To Kupfer's point, a heart attack patient may become overly anxious, and even obsessive, about his or her health, potentially needing anxiety treatment. But the subjective nature of a somatic symptom disorder diagnosis concerns Frances. "Anyone with a medical illness who worries about a physical symptom more than the doctor thinks they should" could get this diagnosis, he said, "like someone with cancer who has a headache and thinks a tumor has metastasized."
Because of this, Frances fears that doctors might mistake a patient who is diligent about tracking his symptoms with someone who needs mental treatment. He noted the potential for false positives and misdiagnoses in his paper, citing evidence from a DSM-5 field trial study reported at the 2012 annual meeting of the American Psychiatric Association.

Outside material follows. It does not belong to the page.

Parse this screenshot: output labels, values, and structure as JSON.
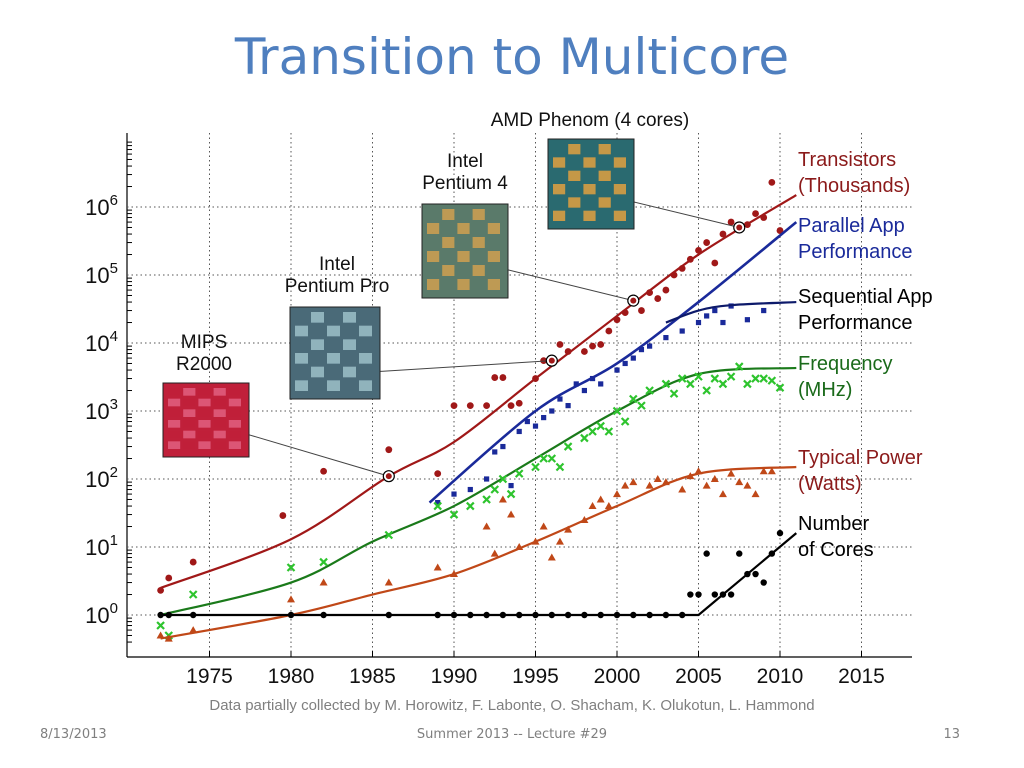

"Somatic symptom disorder captured 15 percent of patients with cancer or heart disease and 26 percent with irritable bowel syndrome or fibromyalgia, and it had a high false positive rate of 7 percent among healthy people in the general population," Frances wrote, concluding that, "Clinicians are best advised to ignore this new category. When a psychiatric diagnosis is needed for someone who is overly worried about medical problems the more benign and accurate diagnosis is adjustment disorder."
"I think the people who suggested this in DSM-5 mean well," Frances said. "They are worried about patients who might be missed, who could benefit from psychiatric referral, and that makes sense. However they've made the definition so loose it's going to attach a huge population of people who will be harmed and insulted by it."
"It's a big overshoot because it opens up the diagnosis to a large percentage of people who are medically ill and who don't want, and for the most part don't need, a mental health evaluation or treatment," Frances said.
With all that's been written about changes to DSM guidelines -- the "bereavement exclusion" in major depression and the switch from gender identity disorder to "gender dysphoria," for example -- this seemingly subtle change has largely flown under patient and professional radar until now. But the change has sparked some public reaction, including an online petition to stop the inclusion of somatic symptom disorders in DSM-5 on the platform Change.org.